ALBANY — The estate of a man who died of a heart attack in Saratoga County jail last year is suing the county, alleging the man was not given his heart medication by jail staff.
Richard Jordan's estate is seeking unspecified damages from the county.
The suit, filed earlier this month in federal court, cites an account from a fellow inmate that Jordan complained almost daily during his month of incarceration that he did not receive his appropriate medication and complained of chest pain, anxiety and foot pain. The inmate also said Jordan notified jail medical staff of his issues repeatedly, according to the lawsuit.
Jordan, 52, previously underwent double-bypass heart surgery and had problems with blood clots that once required hospitalization, the lawsuit reads. He was prescribed blood thinners, blood pressure medication and other drugs to survive.
"While (Jordan) was obviously not the healthiest person, he had been successfully managing his medical conditions for several years. It was not until the defendants denied him his medication for several weeks" and failed to send him to a doctor that Jordan died, the lawsuit states.
The Saratoga Springs man collapsed and died as he walked down a corridor near the jail's kitchen area on Sept. 15, 2016, sheriff's officials said. He was serving a 90-day sentence for a petit larceny conviction.

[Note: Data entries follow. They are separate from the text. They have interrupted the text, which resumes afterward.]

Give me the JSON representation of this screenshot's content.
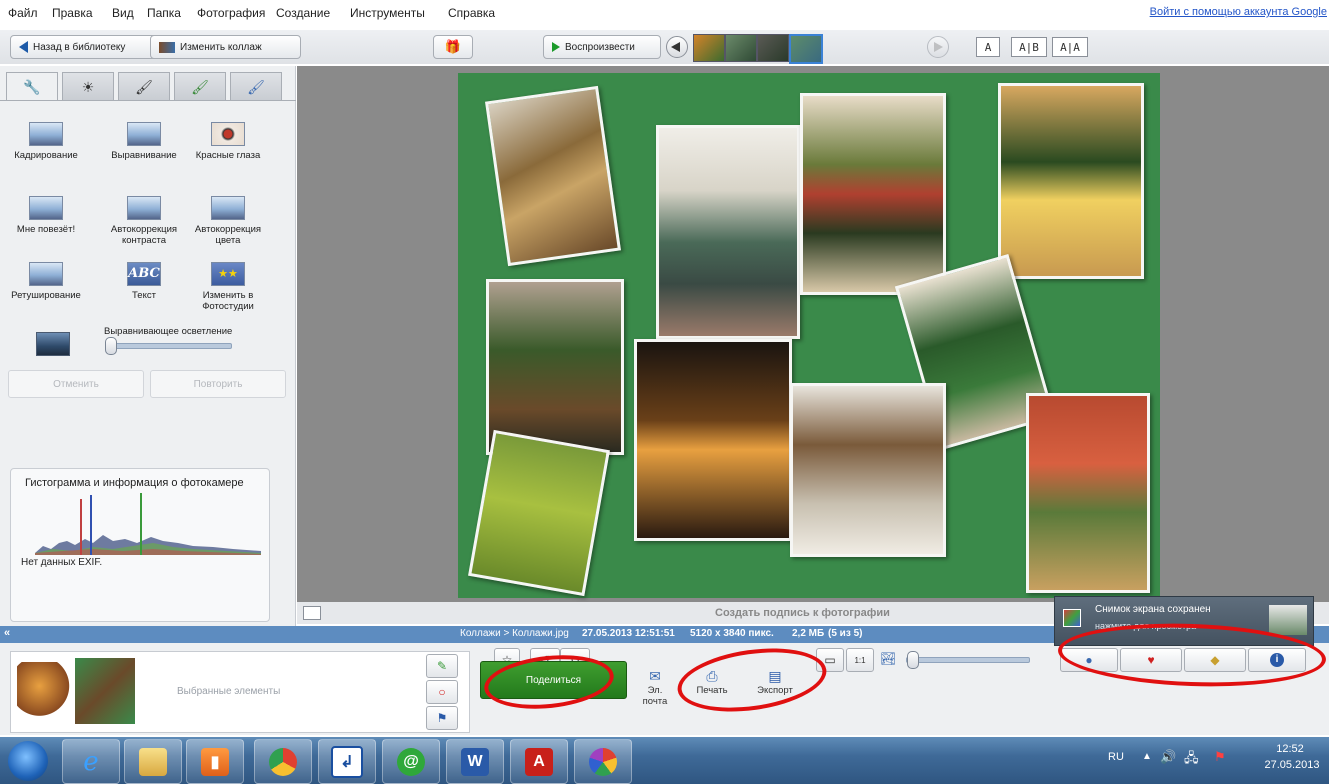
{
  "menu": [
    "Файл",
    "Правка",
    "Вид",
    "Папка",
    "Фотография",
    "Создание",
    "Инструменты",
    "Справка"
  ],
  "signin_link": "Войти с помощью аккаунта Google",
  "toolbar": {
    "back_label": "Назад в библиотеку",
    "edit_collage_label": "Изменить коллаж",
    "play_label": "Воспроизвести",
    "layout_single": "A",
    "layout_double": "A|B",
    "layout_dual": "A|A"
  },
  "tabs": [
    {
      "icon": "wrench-icon",
      "glyph": "🔧"
    },
    {
      "icon": "sun-icon",
      "glyph": "☀"
    },
    {
      "icon": "brush-icon",
      "glyph": "🖌"
    },
    {
      "icon": "brush-green-icon",
      "glyph": "🖌"
    },
    {
      "icon": "brush-blue-icon",
      "glyph": "🖌"
    }
  ],
  "tools": [
    {
      "label": "Кадрирование",
      "icon": "crop-icon",
      "style": ""
    },
    {
      "label": "Выравнивание",
      "icon": "straighten-icon",
      "style": ""
    },
    {
      "label": "Красные глаза",
      "icon": "red-eye-icon",
      "style": "eye"
    },
    {
      "label": "Мне повезёт!",
      "icon": "lucky-icon",
      "style": ""
    },
    {
      "label": "Автокоррекция контраста",
      "icon": "auto-contrast-icon",
      "style": ""
    },
    {
      "label": "Автокоррекция цвета",
      "icon": "auto-color-icon",
      "style": ""
    },
    {
      "label": "Ретуширование",
      "icon": "retouch-icon",
      "style": ""
    },
    {
      "label": "Текст",
      "icon": "text-icon",
      "style": "abc"
    },
    {
      "label": "Изменить в Фотостудии",
      "icon": "photostudio-icon",
      "style": "stars"
    }
  ],
  "fill_light": {
    "label": "Выравнивающее осветление"
  },
  "undo_label": "Отменить",
  "redo_label": "Повторить",
  "text_icon_glyph": "ABC",
  "stars_glyph": "★★",
  "histogram": {
    "title": "Гистограмма и информация о фотокамере",
    "exif": "Нет данных EXIF."
  },
  "caption_placeholder": "Создать подпись к фотографии",
  "infobar": {
    "path": "Коллажи > Коллажи.jpg",
    "date": "27.05.2013 12:51:51",
    "dims": "5120 x 3840 пикс.",
    "size": "2,2 МБ",
    "count": "(5 из 5)"
  },
  "tray_label": "Выбранные элементы",
  "share": {
    "label": "Поделиться",
    "email": "Эл. почта",
    "print": "Печать",
    "export": "Экспорт"
  },
  "zoom_label": "1:1",
  "notification": {
    "title": "Снимок экрана сохранен",
    "subtitle": "нажмите для просмотра"
  },
  "taskbar": {
    "lang": "RU",
    "time": "12:52",
    "date": "27.05.2013"
  },
  "colors": {
    "collage_bg": "#3a8a4a",
    "annotation_red": "#e01010",
    "share_green": "#2f8c24",
    "link_blue": "#2456c8"
  }
}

The jail notified the state Commission on Corrections immediately of the death, officials said. The lawsuit does not reference results of the commission's review.
The claim cites as defendants Saratoga County and multiple as-yet-unidentified jail employees.
Saratoga County Attorney Stephen Dorsey said this week the county received a notice of claim on the case but had yet to be served with a lawsuit.
Told of the lawsuit, Dorsey noted the heart attack finding.
"The county has absolutely no liability in this case," he said.
Attorney E. Robert Keach is representing the Jordan estate. He could not be reached for comment Thursday. The administrator of Jordan's estate is identified as Germaine Heitmann.
The lawsuit claims deliberate indifference to serious medical needs, violation of rights through policies or failure to implement policies or training, along with conscious pain and suffering.
Specifically, it alleges a pattern of providing inadequate medical care, that decisions about Jordan's care were made without consultation of a cardiac specialist and that the jail routinely allowed nurses to make medical decisions about what conditions could wait for a doctor or what conditions constituted emergencies, the suit states.
"Regardless of this pattern of misconduct, Richard Jordan would be alive had he received adequate medical treatment," the suit states.